If you’re troubled by pain or aching in your heels, it’s actually more common than you may think. In fact, it happens to nearly 10% of all people at some point in their life.
But what’s even more interesting is, statistics show that women are affected by heel pain significantly more frequently than men.
This fact brings about a range of questions that leave you in wonder. What causes heel pain in women? Why do women experience it more frequently? What exactly is going on? If you are a woman afflicted by heel pain, you’re in the right place so keep reading.
Why are women more prone to heel pain than men?
Physiologically, women and men have very similar feet — so why is heel pain so much more common in women?

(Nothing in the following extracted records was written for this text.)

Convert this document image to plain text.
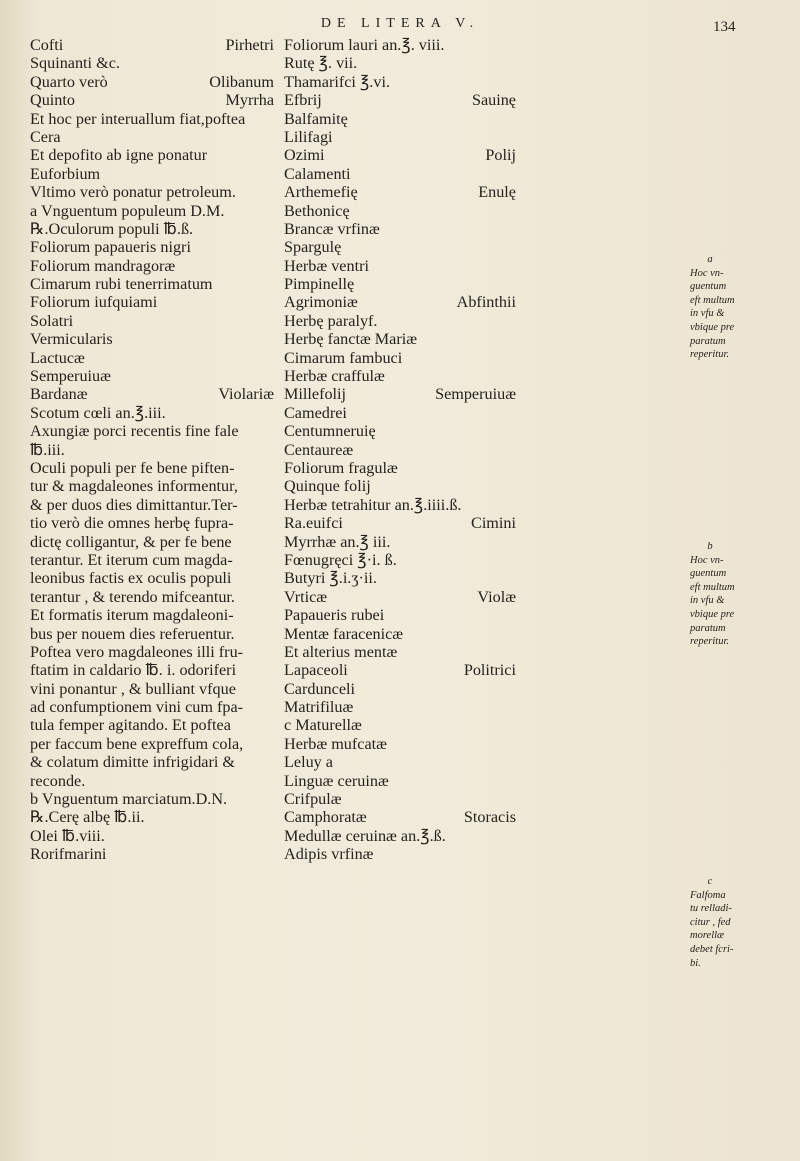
DE LITERA V.	134
Cofti	Pirhetri
Squinanti &c.
Quarto verò	Olibanum
Quinto	Myrrha
Et hoc per interuallum fiat,poftea
Cera
Et depofito ab igne ponatur
Euforbium
Vltimo verò ponatur petroleum.
a Vnguentum populeum D.M.
℞.Oculorum populi ℔.ß.
Foliorum papaueris nigri
Foliorum mandragoræ
Cimarum rubi tenerrimatum
Foliorum iufquiami
Solatri
Vermicularis
Lactucæ
Semperuiuæ
Bardanæ	Violariæ
Scotum cœli an.℥.iii.
Axungiæ porci recentis fine fale
℔.iii.
Oculi populi per fe bene piften-
tur & magdaleones informentur,
& per duos dies dimittantur.Ter-
tio verò die omnes herbę fupra-
dictę colligantur, & per fe bene
terantur. Et iterum cum magda-
leonibus factis ex oculis populi
terantur , & terendo mifceantur.
Et formatis iterum magdaleoni-
bus per nouem dies referuentur.
Poftea vero magdaleones illi fru-
ftatim in caldario ℔. i. odoriferi
vini ponantur , & bulliant vfque
ad confumptionem vini cum fpa-
tula femper agitando. Et poftea
per faccum bene expreffum cola,
& colatum dimitte infrigidari &
reconde.
b Vnguentum marciatum.D.N.
℞.Cerę albę ℔.ii.
Olei ℔.viii.
Rorifmarini
Foliorum lauri an.℥. viii.
Rutę ℥. vii.
Thamarifci ℥.vi.
Efbrij	Sauinę
Balfamitę
Lilifagi
Ozimi	Polij
Calamenti
Arthemefię	Enulę
Bethonicę
Brancæ vrfinæ
Spargulę
Herbæ ventri
Pimpinellę
Agrimoniæ	Abfinthii
Herbę paralyf.
Herbę fanctæ Mariæ
Cimarum fambuci
Herbæ craffulæ
Millefolij	Semperuiuæ
Camedrei
Centumneruię
Centaureæ
Foliorum fragulæ
Quinque folij
Herbæ tetrahitur an.℥.iiii.ß.
Ra.euifci	Cimini
Myrrhæ an.℥ iii.
Fœnugręci ℥·i. ß.
Butyri ℥.i.ʒ·ii.
Vrticæ	Violæ
Papaueris rubei
Mentæ faracenicæ
Et alterius mentæ
Lapaceoli	Politrici
Cardunceli
Matrifiluæ
c Maturellæ
Herbæ mufcatæ
Leluy a
Linguæ ceruinæ
Crifpulæ
Camphoratæ	Storacis
Medullæ ceruinæ an.℥.ß.
Adipis vrfinæ
a
Hoc vn-
guentum
eft multum
in vfu &
vbique pre
paratum
reperitur.
b
Hoc vn-
guentum
eft multum
in vfu &
vbique pre
paratum
reperitur.
c
Falfoma
tu relladi-
citur , fed
morellæ
debet fcri-
bi.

Unsurprisingly, one leading cause of heel pain in women is high heels. We all know that wearing high heels can be uncomfortable, and taking them off after a long night is a huge relief. But it goes beyond temporary comfort or pain: research has found that people who regularly wear high heels have a greater plantar fascial thickness, which is a strong indicator of plantar fasciitis. So in some cases, the increased likelihood of developing plantar fasciitis has little to do with being a woman, and more to do with the shoes you wear.
Other common types of women’s footwear may also be to blame in some cases. Even without high heels, shoes that are narrow in width or with pointy toes can re-shape the foot and change the alignment, leading to issues like heel pain, bunions, and hammertoe.
So, one of the best ways women can reduce their chances of developing heel pain is to make sure that they are wearing supportive footwear with sufficient space and cushioning.
It is also incredibly common to develop heel pain during pregnancy due to rapid weight gain. While it’s completely healthy to gain weight during pregnancy, it can contribute to gait imbalances and added pressure to the heels. That’s not to say that pregnant people (or anyone who has developed heel pain after weight gain) need to lose weight in order to address the problem. Most cases of plantar fasciitis can effectively be treated at home without weight loss by using home remedies like orthotic inserts, stretching, icing, and rest.
Common causes of heel pain in women
So you’re a woman who has heel pain, and it may have developed from regular daily lifestyle factors. But “heel pain” isn’t one single condition, and treatments depend largely on which specific condition has developed.
Plantar fasciitis is a condition that affects the plantar fascia, a ligament that connects your heel and front of the foot. This ligament goes through a lot of wear and tear as you walk, stand, run, and jump. Plantar fasciitis can develop for a wide number of reasons, including regular wear and tear, sports injuries, or lifestyle factors that are common for women, like wearing high heels or pregnancy.
Haglund’s deformity is another heel pain condition that is most common in women during their middle age. Also known as retrocalcaneal exostosis or “pump bump”, it is characterized by the enlargement of the bone where the Achilles tendon meets the heel bone. High heels are a common culprit of this condition as well, which is one reason it may be more common in women than men. Unlike plantar fasciitis, which causes pain on the bottom of the heel where it meets the arch of the foot, Haglund’s deformity causes pain at the back of the heel where it meets the ankle.
Flat feet are also closely linked to heel pain in women. This condition refers to little or no arch in the bottom of the foot, which may be due to genetics or improper footwear.
Foot and ankle arthritis
Arthritis is another condition that affects women much more frequently than men. In fact, women are 3x more likely to develop rheumatoid arthritis, especially during middle age. Rheumatoid arthritis is an autoimmune condition that commonly causes inflammation and pain in the joints, sometimes including the joints of the foot, ankle, and heel.
Effective ways to reduce heel pain for women
Although heel pain is incredibly common for women, most people are able to resolve it at home with a few months of simple and natural remedies.
Wear properly-fitted shoes
Ill-fitted shoes are one of the most common causes of a wide variety of heel pain conditions. Opt for heels no taller than 1.5″ inches, and make sure that there is sufficient cushioning, proper arch support, and enough flexibility in the sole of the shoe that your feet can move naturally. Wearing the correct size of shoes is important too. If your shoes are too tight it may impact your gait or alignment, which can lead to heel pain.
Adding orthotic inserts is another great way to ensure that you are getting the proper support for your feet. Opt for something that adds cushioning and helps bring your feet into proper alignment, like Heel Seats.
Stretch your feet daily
Just like the rest of your body, it is necessary to stretch your feet. Heel pain often includes a severe feeling of tightness in the arch and heel of the foot, and regular stretching can provide short-term relief as well as contribute to long-term healing.
It is especially important to stretch and warm up your feet before and after you exercise.
If at-home remedies aren’t working for you, physical therapy is a great option to address your heel pain. Physical therapists will conduct an assessment and create a custom treatment plan to help improve gait and mobility.
If you are a woman with heel pain, you are not alone! Your heel pain may be caused by footwear or lifestyle conditions, or it may be completely unavoidable and caused by genetics. Whatever the cause of your heel pain, it’s important to address it quickly and visit a medical professional if it persists.